Perhaps the most important task Modiano saw for himself was to try to discover the truth about his father by triangulating his often missing father’s life through the addresses of the various offices and cafes where he conducted his mysterious, hushed business meetings, through the addresses where he occasionally left sealed envelopes (the purpose for which Modiano never learned), and through the names of the men that he did business with and the women who hung on his father’s arm at one time or another. Over and over, Modiano’s autobiography became the stuff of his novels so that he can work through the mysteries once again. Then Modiano turns twenty-one and his first novel is accepted for publication. Pedigree comes to an end.
For the reader (especially a non-French one), all of these proper nouns become an evocative landscape, suggesting bygone eras and certain nationalities, even if they are otherwise meaningless to us.
Ω
The Occupation Trilogy.
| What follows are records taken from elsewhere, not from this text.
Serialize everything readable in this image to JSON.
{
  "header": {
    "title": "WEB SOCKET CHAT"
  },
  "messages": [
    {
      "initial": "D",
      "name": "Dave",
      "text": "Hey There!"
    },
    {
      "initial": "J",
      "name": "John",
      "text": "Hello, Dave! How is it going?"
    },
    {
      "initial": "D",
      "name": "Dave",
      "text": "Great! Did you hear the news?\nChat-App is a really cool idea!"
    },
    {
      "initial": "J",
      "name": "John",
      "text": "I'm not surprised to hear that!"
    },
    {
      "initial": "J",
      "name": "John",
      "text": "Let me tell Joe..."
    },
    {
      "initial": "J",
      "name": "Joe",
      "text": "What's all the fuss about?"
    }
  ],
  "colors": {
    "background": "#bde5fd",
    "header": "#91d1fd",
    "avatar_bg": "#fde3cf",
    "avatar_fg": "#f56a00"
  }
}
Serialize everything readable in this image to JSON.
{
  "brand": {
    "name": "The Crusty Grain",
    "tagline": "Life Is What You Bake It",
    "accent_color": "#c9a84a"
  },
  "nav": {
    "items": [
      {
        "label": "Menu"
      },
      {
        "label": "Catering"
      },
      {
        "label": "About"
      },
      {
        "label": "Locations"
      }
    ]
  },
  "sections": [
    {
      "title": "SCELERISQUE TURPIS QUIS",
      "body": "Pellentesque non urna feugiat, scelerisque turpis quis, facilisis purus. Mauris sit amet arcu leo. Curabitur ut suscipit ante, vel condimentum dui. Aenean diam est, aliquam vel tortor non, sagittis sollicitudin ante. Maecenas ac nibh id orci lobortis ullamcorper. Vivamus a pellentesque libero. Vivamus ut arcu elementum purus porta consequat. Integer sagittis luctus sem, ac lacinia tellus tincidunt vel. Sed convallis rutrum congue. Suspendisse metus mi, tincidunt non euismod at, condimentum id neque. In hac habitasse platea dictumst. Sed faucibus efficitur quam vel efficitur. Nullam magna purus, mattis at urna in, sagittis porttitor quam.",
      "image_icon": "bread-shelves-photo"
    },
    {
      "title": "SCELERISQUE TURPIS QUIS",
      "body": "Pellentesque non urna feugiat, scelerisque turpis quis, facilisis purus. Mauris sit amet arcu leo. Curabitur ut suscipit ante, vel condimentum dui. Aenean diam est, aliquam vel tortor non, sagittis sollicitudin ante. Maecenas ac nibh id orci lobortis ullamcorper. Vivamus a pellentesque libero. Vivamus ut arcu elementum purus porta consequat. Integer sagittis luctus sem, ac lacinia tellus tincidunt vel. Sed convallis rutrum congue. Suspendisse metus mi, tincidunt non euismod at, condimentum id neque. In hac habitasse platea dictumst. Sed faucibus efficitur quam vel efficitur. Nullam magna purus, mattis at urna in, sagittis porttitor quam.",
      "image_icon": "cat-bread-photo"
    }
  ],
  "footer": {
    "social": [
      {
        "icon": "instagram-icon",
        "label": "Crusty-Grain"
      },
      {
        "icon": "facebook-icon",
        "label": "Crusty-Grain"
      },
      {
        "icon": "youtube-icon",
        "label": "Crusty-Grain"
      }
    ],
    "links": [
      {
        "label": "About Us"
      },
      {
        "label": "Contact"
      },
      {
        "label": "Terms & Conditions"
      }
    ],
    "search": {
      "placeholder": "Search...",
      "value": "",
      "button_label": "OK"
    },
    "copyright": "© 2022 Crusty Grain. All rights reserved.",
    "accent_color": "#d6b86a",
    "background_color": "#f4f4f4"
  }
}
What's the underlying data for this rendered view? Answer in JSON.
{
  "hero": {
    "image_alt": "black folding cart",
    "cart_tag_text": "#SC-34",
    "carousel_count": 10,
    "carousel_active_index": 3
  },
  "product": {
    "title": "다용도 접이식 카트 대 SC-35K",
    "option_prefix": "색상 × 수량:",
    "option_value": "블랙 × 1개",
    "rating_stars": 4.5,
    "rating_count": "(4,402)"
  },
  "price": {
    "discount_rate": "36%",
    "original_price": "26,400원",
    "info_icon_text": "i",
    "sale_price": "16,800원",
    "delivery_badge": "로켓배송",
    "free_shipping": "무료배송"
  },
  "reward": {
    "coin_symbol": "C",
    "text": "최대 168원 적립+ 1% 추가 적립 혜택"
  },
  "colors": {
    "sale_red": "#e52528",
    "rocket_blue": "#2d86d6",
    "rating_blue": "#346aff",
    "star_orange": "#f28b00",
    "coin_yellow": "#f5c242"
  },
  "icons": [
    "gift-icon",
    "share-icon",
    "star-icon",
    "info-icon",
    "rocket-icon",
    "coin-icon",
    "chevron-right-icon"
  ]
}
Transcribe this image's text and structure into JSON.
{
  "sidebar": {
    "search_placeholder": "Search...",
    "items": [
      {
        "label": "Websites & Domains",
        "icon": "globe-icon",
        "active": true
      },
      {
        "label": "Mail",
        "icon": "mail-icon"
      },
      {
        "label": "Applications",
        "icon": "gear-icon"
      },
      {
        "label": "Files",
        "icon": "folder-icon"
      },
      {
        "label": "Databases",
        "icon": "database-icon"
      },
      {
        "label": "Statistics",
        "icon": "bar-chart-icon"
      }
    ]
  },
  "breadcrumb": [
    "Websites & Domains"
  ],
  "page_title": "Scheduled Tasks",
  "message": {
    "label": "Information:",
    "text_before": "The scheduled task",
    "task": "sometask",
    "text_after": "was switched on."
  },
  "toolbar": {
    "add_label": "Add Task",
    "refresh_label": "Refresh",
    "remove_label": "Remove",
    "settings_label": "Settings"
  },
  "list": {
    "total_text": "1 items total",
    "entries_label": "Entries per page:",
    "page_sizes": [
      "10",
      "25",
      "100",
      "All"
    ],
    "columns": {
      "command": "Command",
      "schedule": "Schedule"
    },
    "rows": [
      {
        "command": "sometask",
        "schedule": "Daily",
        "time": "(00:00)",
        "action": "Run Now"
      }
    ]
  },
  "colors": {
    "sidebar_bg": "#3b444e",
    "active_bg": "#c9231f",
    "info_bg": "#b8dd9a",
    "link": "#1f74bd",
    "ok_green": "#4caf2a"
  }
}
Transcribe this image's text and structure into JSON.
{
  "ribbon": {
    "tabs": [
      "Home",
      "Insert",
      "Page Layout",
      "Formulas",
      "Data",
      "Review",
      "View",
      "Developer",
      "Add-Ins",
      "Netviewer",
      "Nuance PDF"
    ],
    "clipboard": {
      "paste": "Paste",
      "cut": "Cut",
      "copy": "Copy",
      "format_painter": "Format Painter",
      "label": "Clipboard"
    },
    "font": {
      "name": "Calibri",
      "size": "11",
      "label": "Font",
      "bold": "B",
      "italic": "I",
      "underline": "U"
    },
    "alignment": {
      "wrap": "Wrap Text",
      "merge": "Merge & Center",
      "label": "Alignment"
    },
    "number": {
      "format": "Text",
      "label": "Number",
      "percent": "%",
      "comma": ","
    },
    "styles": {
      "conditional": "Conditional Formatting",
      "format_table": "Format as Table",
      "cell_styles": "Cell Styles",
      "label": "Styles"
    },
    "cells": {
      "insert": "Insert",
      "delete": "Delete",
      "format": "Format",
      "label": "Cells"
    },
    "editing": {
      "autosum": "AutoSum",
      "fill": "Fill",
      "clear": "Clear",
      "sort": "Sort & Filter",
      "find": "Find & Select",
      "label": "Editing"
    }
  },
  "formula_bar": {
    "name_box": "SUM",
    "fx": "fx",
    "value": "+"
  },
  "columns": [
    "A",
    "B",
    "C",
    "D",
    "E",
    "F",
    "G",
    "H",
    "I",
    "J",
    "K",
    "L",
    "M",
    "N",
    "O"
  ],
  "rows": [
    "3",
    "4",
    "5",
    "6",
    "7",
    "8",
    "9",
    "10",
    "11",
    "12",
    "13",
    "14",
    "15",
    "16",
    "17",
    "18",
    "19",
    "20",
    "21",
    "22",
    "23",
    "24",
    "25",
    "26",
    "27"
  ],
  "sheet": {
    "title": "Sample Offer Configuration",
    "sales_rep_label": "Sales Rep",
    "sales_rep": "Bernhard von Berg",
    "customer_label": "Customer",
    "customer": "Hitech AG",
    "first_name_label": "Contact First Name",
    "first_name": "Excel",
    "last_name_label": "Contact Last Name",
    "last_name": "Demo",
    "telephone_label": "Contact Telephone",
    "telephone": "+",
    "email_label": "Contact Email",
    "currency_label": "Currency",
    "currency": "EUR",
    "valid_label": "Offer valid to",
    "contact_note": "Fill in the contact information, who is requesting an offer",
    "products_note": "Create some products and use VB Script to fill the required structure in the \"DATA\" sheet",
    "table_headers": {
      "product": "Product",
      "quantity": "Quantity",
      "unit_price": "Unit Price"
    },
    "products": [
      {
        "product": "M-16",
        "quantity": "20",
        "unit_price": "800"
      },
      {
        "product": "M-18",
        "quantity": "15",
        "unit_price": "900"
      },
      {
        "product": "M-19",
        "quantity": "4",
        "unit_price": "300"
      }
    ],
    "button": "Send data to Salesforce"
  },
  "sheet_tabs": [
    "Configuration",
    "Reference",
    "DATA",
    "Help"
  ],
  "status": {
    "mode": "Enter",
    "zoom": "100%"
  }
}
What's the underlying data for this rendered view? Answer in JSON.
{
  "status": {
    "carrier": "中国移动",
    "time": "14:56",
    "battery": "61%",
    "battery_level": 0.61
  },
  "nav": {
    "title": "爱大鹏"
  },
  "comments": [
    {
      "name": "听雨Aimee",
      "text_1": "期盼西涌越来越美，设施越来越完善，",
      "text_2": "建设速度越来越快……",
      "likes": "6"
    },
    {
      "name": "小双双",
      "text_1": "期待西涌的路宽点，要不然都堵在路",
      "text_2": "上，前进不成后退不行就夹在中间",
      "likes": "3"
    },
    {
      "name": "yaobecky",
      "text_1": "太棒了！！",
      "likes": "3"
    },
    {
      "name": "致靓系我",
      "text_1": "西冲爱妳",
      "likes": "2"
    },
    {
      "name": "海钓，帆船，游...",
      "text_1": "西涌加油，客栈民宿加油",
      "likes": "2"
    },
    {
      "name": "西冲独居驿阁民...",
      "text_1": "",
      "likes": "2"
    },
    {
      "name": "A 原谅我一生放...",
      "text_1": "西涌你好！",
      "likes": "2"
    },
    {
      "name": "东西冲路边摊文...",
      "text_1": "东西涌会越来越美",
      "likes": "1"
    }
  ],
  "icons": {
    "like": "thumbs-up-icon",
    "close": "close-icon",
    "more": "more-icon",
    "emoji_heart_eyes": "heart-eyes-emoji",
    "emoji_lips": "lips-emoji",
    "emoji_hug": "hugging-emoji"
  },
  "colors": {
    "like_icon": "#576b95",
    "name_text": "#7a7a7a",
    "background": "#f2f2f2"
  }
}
NY: Bloomsbury, 2015. Contains Modiano’s first three novels: La Place de L’Étoile translated from the 1968 French original of the same title by Caroline Hillier; The Night Watch translated from the 1969 French La Ronde de la Nuit by Patricia Wolf; Ring Roads translated from the 1972 French Les Boulevards de la Ceinture by Frank Wynne.
Villa Triste. NY: Other Press, 2016. Translated from the 1975 French original of the same title by John Cullen.
Such Fine Boys. Yale University Press, 2017. Translated from the 1982 French De si braves garçons by Mark Polizzotti.
Paris Nocturne. Yale University Press, 2015. Translated from the 2003 French Accident Nocturne by Phoebe Weston-Evans.
Pedigree. Yale University Press, 2015. Translated from the 2004 French Un Pedigree by Mark Polizzotti.